Colonial economic systems: Spanish Territories
Spain had an advantage over other European colonial powers because its empire controlled areas where a settled indigenous population could be plundered of its accumulated treasures and then heavily exploited for its labor, and where gold and silver could be mined. Organizing strict bureaucratic control of its empire, Spain achieved results consistent with mercantilist theory to a greater degree than any other colonial power.
Spain began constructing a centralized, bureaucratic structure in 1503 with the creation of the Casa de Contratación, or House of Trade, located in Seville, with authority over commerce, shipping, and finance related to America.

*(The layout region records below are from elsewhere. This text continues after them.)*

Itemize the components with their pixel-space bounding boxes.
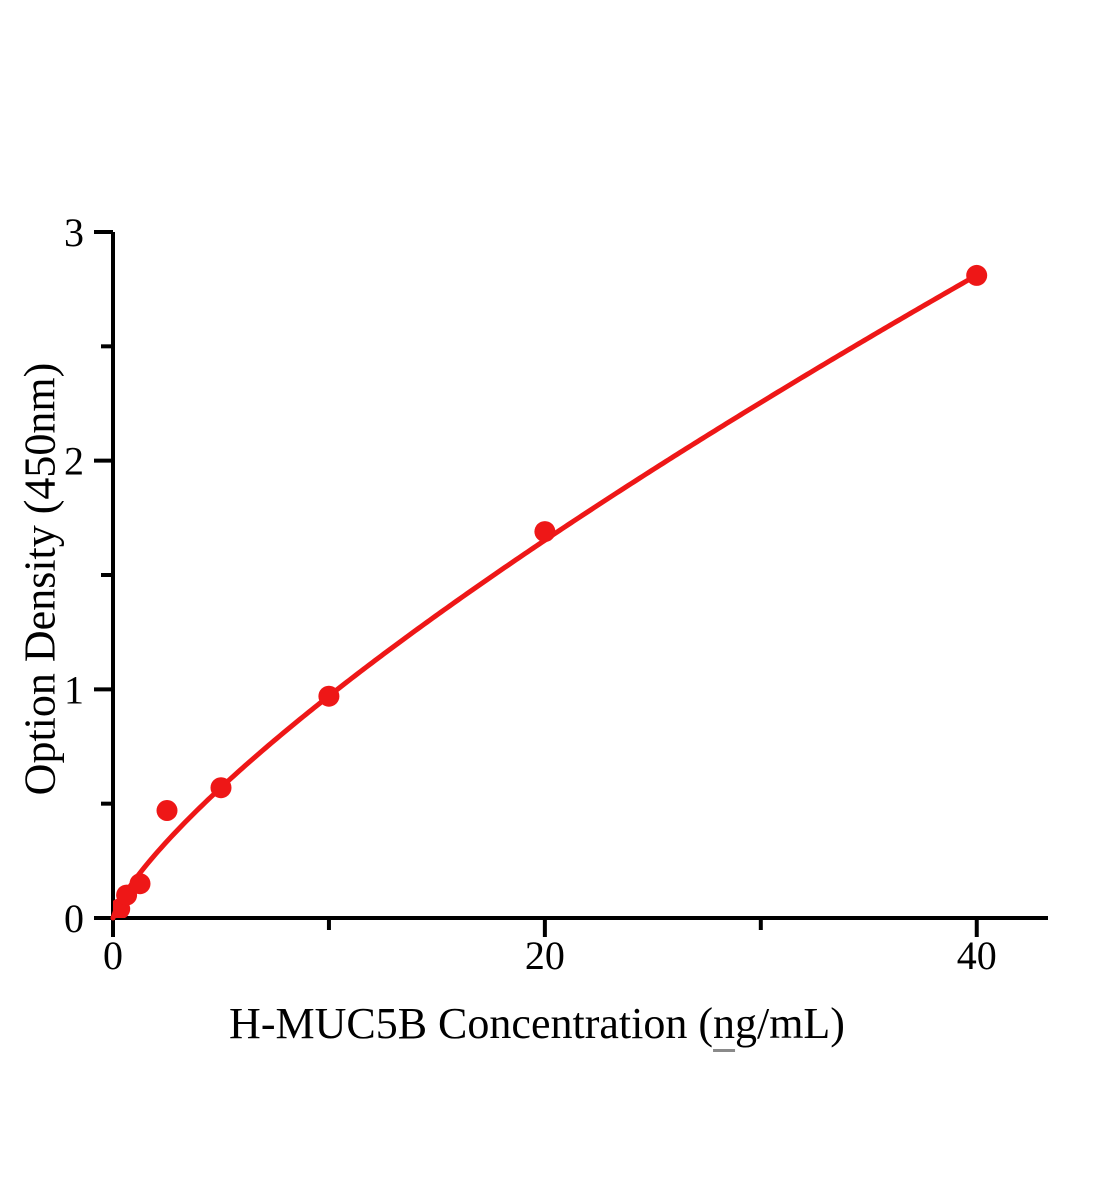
axes-lines (111, 232, 1048, 920)
data-point-marker (534, 521, 556, 543)
x-axis-title-underlined-n: n (712, 999, 735, 1052)
y-axis-title: Option Density (450nm) (15, 362, 65, 796)
data-point-marker (966, 264, 988, 286)
data-point-marker (156, 800, 178, 821)
data-point-marker (318, 685, 340, 707)
x-tick-label: 20 (525, 933, 565, 978)
data-point-marker (210, 777, 232, 799)
x-tick-label: 40 (957, 933, 997, 978)
y-axis-ticks: 0 1 2 3 (64, 210, 113, 941)
data-points (113, 264, 988, 918)
y-tick-label: 3 (64, 210, 84, 255)
data-point-marker (129, 873, 151, 895)
x-axis-title: H-MUC5B Concentration (ng/mL) (229, 998, 845, 1052)
fit-curve (110, 272, 980, 921)
y-tick-label: 2 (64, 439, 84, 484)
y-tick-label: 0 (64, 896, 84, 941)
x-tick-label: 0 (103, 933, 123, 978)
x-axis-ticks: 0 20 40 (103, 918, 997, 978)
y-tick-label: 1 (64, 667, 84, 712)
x-axis-title-pre: H-MUC5B Concentration ( (229, 999, 713, 1048)
x-axis-title-post: g/mL) (734, 999, 845, 1048)
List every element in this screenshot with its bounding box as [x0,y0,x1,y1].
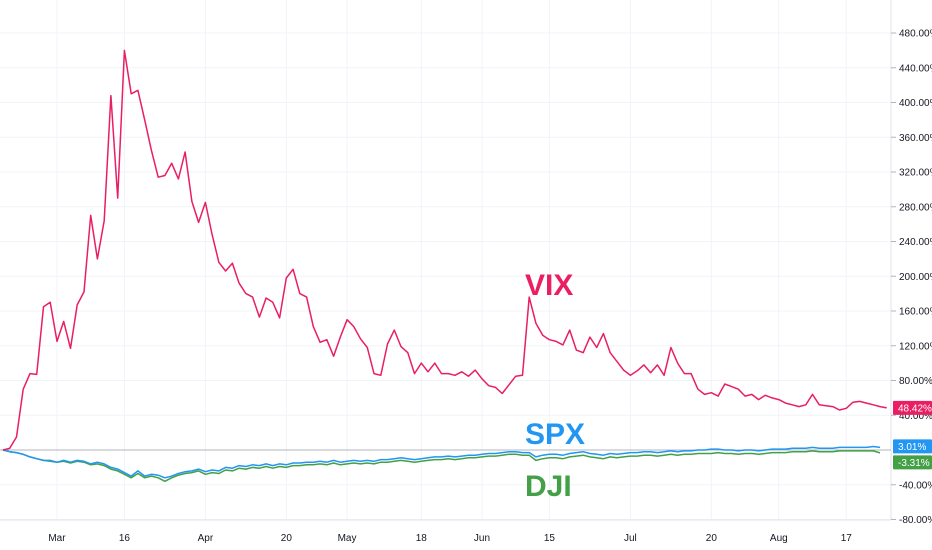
y-tick-label: 40.00% [899,411,932,422]
x-tick-label: 15 [544,533,556,544]
y-tick-label: 280.00% [899,202,932,213]
y-tick-label: 400.00% [899,98,932,109]
last-value-badges: 48.42% 3.01% -3.31% [893,400,932,470]
y-tick-label: 440.00% [899,63,932,74]
x-tick-label: Apr [198,533,214,544]
x-tick-label: 20 [706,533,718,544]
x-tick-label: 16 [119,533,131,544]
grid [0,0,891,520]
annotation-dji: DJI [525,470,572,503]
x-tick-label: Mar [48,533,66,544]
series-lines [2,49,887,483]
y-axis: 480.00% 440.00% 400.00% 360.00% 320.00% 280.0… [891,29,932,526]
x-tick-label: Aug [770,533,788,544]
y-tick-label: 320.00% [899,168,932,179]
y-tick-label: 360.00% [899,133,932,144]
badge-spx-bg [893,439,932,454]
badge-dji-bg [893,455,932,470]
y-tick-label: -40.00% [899,480,932,491]
x-tick-label: 17 [841,533,853,544]
y-tick-label: 480.00% [899,29,932,40]
x-tick-label: 20 [281,533,293,544]
y-tick-label: 120.00% [899,341,932,352]
x-tick-label: Jun [474,533,490,544]
badge-dji-label: -3.31% [898,458,930,469]
y-tick-label: -80.00% [899,515,932,526]
badge-spx-label: 3.01% [898,442,926,453]
x-axis: Mar 16 Apr 20 May 18 Jun 15 Jul 20 Aug 17 [48,533,852,544]
badge-vix-bg [893,400,932,415]
x-tick-label: May [338,533,357,544]
series-line-vix [2,49,887,451]
annotation-spx: SPX [525,418,585,451]
annotation-vix: VIX [525,269,573,302]
y-tick-label: 200.00% [899,272,932,283]
series-line-dji [2,449,881,483]
y-tick-label: 240.00% [899,237,932,248]
x-tick-label: Jul [624,533,637,544]
badge-vix-label: 48.42% [898,403,932,414]
x-tick-label: 18 [416,533,428,544]
series-line-spx [2,445,881,479]
y-tick-label: 80.00% [899,376,932,387]
badge-spx: 3.01% [893,439,932,454]
y-tick-label: 160.00% [899,307,932,318]
badge-dji: -3.31% [893,455,932,470]
badge-vix: 48.42% [893,400,932,415]
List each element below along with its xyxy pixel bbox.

The Casa granted a monopoly on trade with America to the merchant guild of Seville, which was expected to provide capital for the trade in return for protection from the Crown. The Casa organized traffic to the NewWorld by a “flota” system, limiting shipping to fleets or convoys sailing at regular intervals to a limited number of harbors.

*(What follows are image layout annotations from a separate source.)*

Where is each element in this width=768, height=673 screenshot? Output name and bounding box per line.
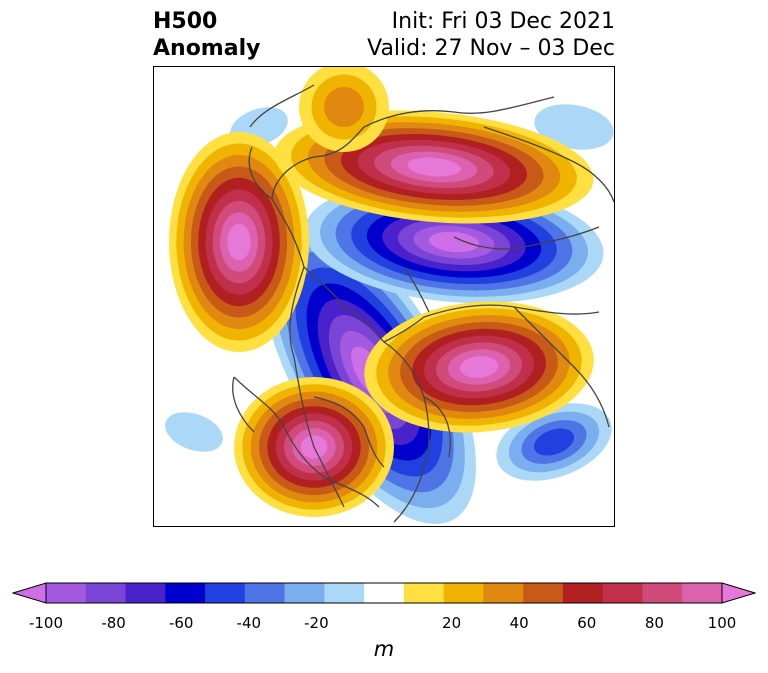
colorbar-tick-label: -100 <box>28 614 64 632</box>
colorbar-cell <box>284 583 325 603</box>
anomaly-map <box>153 66 615 527</box>
colorbar <box>12 582 756 604</box>
colorbar-cell <box>443 583 484 603</box>
colorbar-cell <box>364 583 405 603</box>
init-date: Init: Fri 03 Dec 2021 <box>391 9 615 34</box>
colorbar-frame <box>45 582 723 604</box>
colorbar-tick-label: 20 <box>442 614 462 632</box>
colorbar-cell <box>244 583 286 603</box>
colorbar-cell <box>602 583 643 603</box>
anomaly-map-svg <box>154 67 614 526</box>
colorbar-tick-label: -20 <box>304 614 329 632</box>
colorbar-cell <box>642 583 683 603</box>
colorbar-unit: m <box>373 637 395 661</box>
pos-center-siberia-contour <box>407 157 461 177</box>
colorbar-tick-label: 80 <box>644 614 664 632</box>
colorbar-cell <box>682 583 723 603</box>
colorbar-cell <box>125 583 166 603</box>
date-info: Init: Fri 03 Dec 2021 Valid: 27 Nov – 03… <box>367 8 615 62</box>
colorbar-cell <box>562 583 604 603</box>
chart-title: H500 Anomaly <box>153 8 260 62</box>
neg-patch-sw <box>165 412 223 452</box>
pos-center-alaska <box>169 132 309 352</box>
title-line-2: Anomaly <box>153 36 261 61</box>
colorbar-cell <box>205 583 246 603</box>
title-line-1: H500 <box>153 9 218 34</box>
neg-patch-sw-contour <box>165 412 223 452</box>
pos-patch-north-contour <box>324 87 364 127</box>
colorbar-tick-label: -60 <box>168 614 194 632</box>
pos-center-atlantic <box>364 301 594 433</box>
pos-patch-north <box>299 67 389 152</box>
colorbar-cell <box>324 583 365 603</box>
colorbar-cell <box>165 583 206 603</box>
colorbar-cells <box>12 582 756 604</box>
colorbar-cell <box>403 583 445 603</box>
colorbar-cell <box>483 583 524 603</box>
neg-patch-ne <box>534 104 614 150</box>
colorbar-cell <box>85 583 127 603</box>
pos-center-alaska-contour <box>227 223 251 261</box>
colorbar-tick-label: -40 <box>236 614 262 632</box>
neg-center-east-us-contour <box>533 428 575 456</box>
neg-patch-ne-contour <box>534 104 614 150</box>
colorbar-tick-label: 60 <box>577 614 597 632</box>
colorbar-tick-label: 100 <box>707 614 737 632</box>
colorbar-min-arrow <box>12 582 47 604</box>
anomaly-field <box>165 67 614 524</box>
colorbar-max-arrow <box>721 582 756 604</box>
neg-center-eurasia-contour <box>429 231 479 253</box>
colorbar-tick-label: -80 <box>101 614 126 632</box>
colorbar-cell <box>46 583 87 603</box>
pos-center-atlantic-contour <box>459 356 499 378</box>
colorbar-tick-label: 40 <box>509 614 529 632</box>
valid-range: Valid: 27 Nov – 03 Dec <box>367 36 615 61</box>
coastlines <box>232 84 614 523</box>
pos-center-siberia <box>274 110 594 224</box>
colorbar-cell <box>523 583 564 603</box>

The flota system had obvious advantages in protecting shipments of gold and silver from the New World, but it failed to satisfy the trade needs of the colonies. Both merchants and the Crown held mercantilist ideas that claimed that the business practice of limiting production and charging high prices was the most profitable. This opened the way for interlopers from other European powers, often welcomed in cities far removed from the main trade routes. Because all ships were armed, it was not easy to tell if a non-Spanish vessel was a trader or a raider hoping to loot ill-defended Spanish cities.
The Spanish colonial economic system was more profitable to the home country than those of other European nations. However, it did little for Spain in the long run, since Spanish kings spent much of their revenue sending armies to fight endless European wars.